While in charge of a small arms training team at Fort McCoy Sgt. Maj. Steven Slee tracked all training aspects, including ammunition use. During initial mobilization efforts through 2004 the team successfully qualified all assigned automatic rifle and crew-served machine gun personnel, as verified by the local Garrison Support Unit, and did so while averaging 29 percent less ammunition than that allocated by DA PAM 350-38 (STRAC), saving about 30,000 rounds per brigade in machine gun and automatic rifle training alone. Jerry Hale, Fort McCoy's Ammunition Supply Point manager noted that prior to this units were sometimes burning through three to four times times their STRAC allocations and achieving less than 20 percent qualification rates. These shooter-instructors were yielding a savings in excess of $50,000 per brigade in machine gun training before even considering rifle qualification.

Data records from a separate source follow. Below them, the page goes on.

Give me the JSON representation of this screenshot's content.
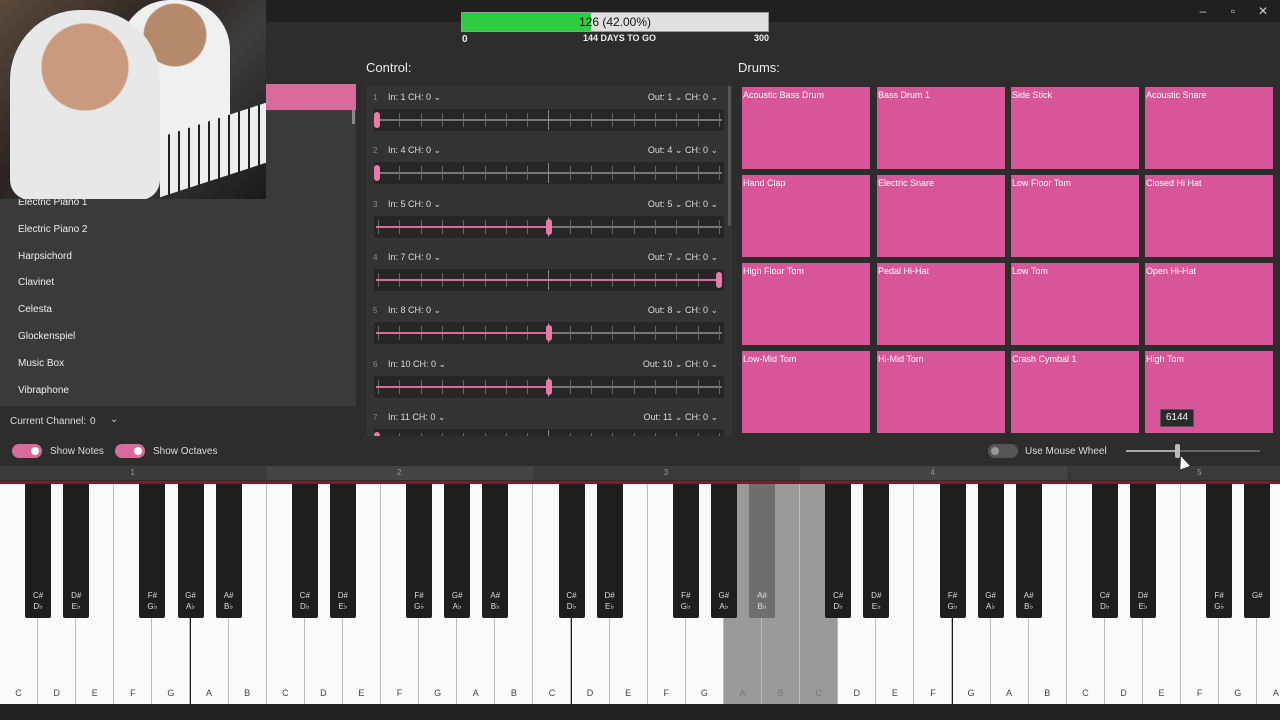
{
  "window": {
    "minimize": "–",
    "maximize": "▫",
    "close": "✕"
  },
  "progress": {
    "text": "126 (42.00%)",
    "percent": 42,
    "start": "0",
    "end": "300",
    "days_to_go": "144 DAYS TO GO"
  },
  "instruments": {
    "items": [
      "Electric Piano 1",
      "Electric Piano 2",
      "Harpsichord",
      "Clavinet",
      "Celesta",
      "Glockenspiel",
      "Music Box",
      "Vibraphone"
    ],
    "current_channel_label": "Current Channel:",
    "current_channel_value": "0"
  },
  "control": {
    "title": "Control:",
    "rows": [
      {
        "num": "1",
        "in": "In: 1  CH: 0",
        "out": "Out:   1  ⌄   CH:   0  ⌄",
        "level": 0.0
      },
      {
        "num": "2",
        "in": "In: 4  CH: 0",
        "out": "Out:   4  ⌄   CH:   0  ⌄",
        "level": 0.0
      },
      {
        "num": "3",
        "in": "In: 5  CH: 0",
        "out": "Out:   5  ⌄   CH:   0  ⌄",
        "level": 0.5
      },
      {
        "num": "4",
        "in": "In: 7  CH: 0",
        "out": "Out:   7  ⌄   CH:   0  ⌄",
        "level": 1.0
      },
      {
        "num": "5",
        "in": "In: 8  CH: 0",
        "out": "Out:   8  ⌄   CH:   0  ⌄",
        "level": 0.5
      },
      {
        "num": "6",
        "in": "In: 10  CH: 0",
        "out": "Out:   10  ⌄   CH:   0  ⌄",
        "level": 0.5
      },
      {
        "num": "7",
        "in": "In: 11  CH: 0",
        "out": "Out:   11  ⌄   CH:   0  ⌄",
        "level": 0.0
      }
    ]
  },
  "drums": {
    "title": "Drums:",
    "pads": [
      "Acoustic Bass Drum",
      "Bass Drum 1",
      "Side Stick",
      "Acoustic Snare",
      "Hand Clap",
      "Electric Snare",
      "Low Floor Tom",
      "Closed Hi Hat",
      "High Floor Tom",
      "Pedal Hi-Hat",
      "Low Tom",
      "Open Hi-Hat",
      "Low-Mid Tom",
      "Hi-Mid Tom",
      "Crash Cymbal 1",
      "High Tom"
    ],
    "tooltip": "6144"
  },
  "toggles": {
    "show_notes": "Show Notes",
    "show_octaves": "Show Octaves",
    "use_mouse_wheel": "Use Mouse Wheel"
  },
  "octaves": [
    "1",
    "2",
    "3",
    "4",
    "5"
  ],
  "piano": {
    "white_notes": [
      "C",
      "D",
      "E",
      "F",
      "G",
      "A",
      "B",
      "C",
      "D",
      "E",
      "F",
      "G",
      "A",
      "B",
      "C",
      "D",
      "E",
      "F",
      "G",
      "A",
      "B",
      "C",
      "D",
      "E",
      "F",
      "G",
      "A",
      "B",
      "C",
      "D",
      "E",
      "F",
      "G",
      "A"
    ],
    "black_notes": [
      [
        "C#",
        "D♭"
      ],
      [
        "D#",
        "E♭"
      ],
      [
        "F#",
        "G♭"
      ],
      [
        "G#",
        "A♭"
      ],
      [
        "A#",
        "B♭"
      ],
      [
        "C#",
        "D♭"
      ],
      [
        "D#",
        "E♭"
      ],
      [
        "F#",
        "G♭"
      ],
      [
        "G#",
        "A♭"
      ],
      [
        "A#",
        "B♭"
      ],
      [
        "C#",
        "D♭"
      ],
      [
        "D#",
        "E♭"
      ],
      [
        "F#",
        "G♭"
      ],
      [
        "G#",
        "A♭"
      ],
      [
        "A#",
        "B♭"
      ],
      [
        "C#",
        "D♭"
      ],
      [
        "D#",
        "E♭"
      ],
      [
        "F#",
        "G♭"
      ],
      [
        "G#",
        "A♭"
      ],
      [
        "A#",
        "B♭"
      ],
      [
        "C#",
        "D♭"
      ],
      [
        "D#",
        "E♭"
      ],
      [
        "F#",
        "G♭"
      ],
      [
        "G#"
      ]
    ]
  }
}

This type of savings was common with training elements at Power Projection Platforms staffed with shooting team members. While serving as Deputy Chief of Staff for Fifth Army Col. Alfred Dochnal documented that within 200 training days on the ground these shooter-instructors raised weapons qualification rates of mobilizing soldiers at Fifth Army PPPs from the previous 48 percent to 98 percent and that their “expertise has saved about one million rounds of ball ammo alone,” thus directly raising the survivability level of the soldier deploying from there. At $0.27 per round, one million rounds of ball ammunition equates to $270,000 saved in a single fiscal year.

Publicity and Retention

Marketing is defined as activities, institutions, and processes for creating and communicating offerings that have value for clients, partners, and society at large. Maintaining a force of 205,000 personnel requires effort and incentives to get and keep soldiers in uniform. Yes, recruiting and retention is a form of marketing, “selling” the benefits of serving. Traditional advertising is one strategy and sponsoring events is another. The Army has employed these over the years with a recent example involving sponsorship of NASCAR and NHRA racing events. Ryan Newman, the Army-sponsored NASCAR driver claims these efforts have lead to 46,000 leads for recruiters. Sponsoring racing is a good advertising strategy, one outline in The NASCAR Way by Robert Hagstrom, and remains a good fit for Army recruiting.

As with any big organization reaching out to large numbers of people, no single strategy will appeal to everyone. NASCAR sponsorship is popular and known to be a powerful publicity tool, but not with every current or potential soldier. Shooting teams are another, more obvious strategy. While national-level marksmanship competition doesn't enjoy the draw that racing does, the return is similar in terms of dollars spent. In CPM, or cost per mille, terms the combined Army NASCAR and NHRA racing team budget of $16.6 million per year costs $360,896. No word on how many actual contracts this has created.

“My involvement in shooting events with the USAR Shooting Team lead to six signed contracts in one year”, states Staff Sgt. John Arcularius, a Career Counselor with the Army Reserve Careers Division. “Those same events put in me in contact with hundreds of serving personnel from all branches and even more civilian marksmen.” Using shooting teams as a recruiting and retention tool has already been employed by the active component, such as when the Army Marksmanship Unit was reorganized under US Army Accessions Command (USAAC). Putting your best talent in front of others is a solid way to communicate activities and institutions of value. What's more, unlike sponsored race teams, shooting team activity is an additional duty for actual soldiers currently serving in the Army Reserve. This puts real soldiers talented in marksmanship in front of others and able to communicate the values of the Army Reserve.

Each benefit showcased here demonstrates the return on investment the USAR Shooting Team brings to the Army Reserve. Winning matches on behalf of reservists is merely a pleasant bonus. When taken together, the force multiplying training value, money savings and publicity benefits reveal a cost-effective element offering an exchange in abundance for the entire Army Reserve.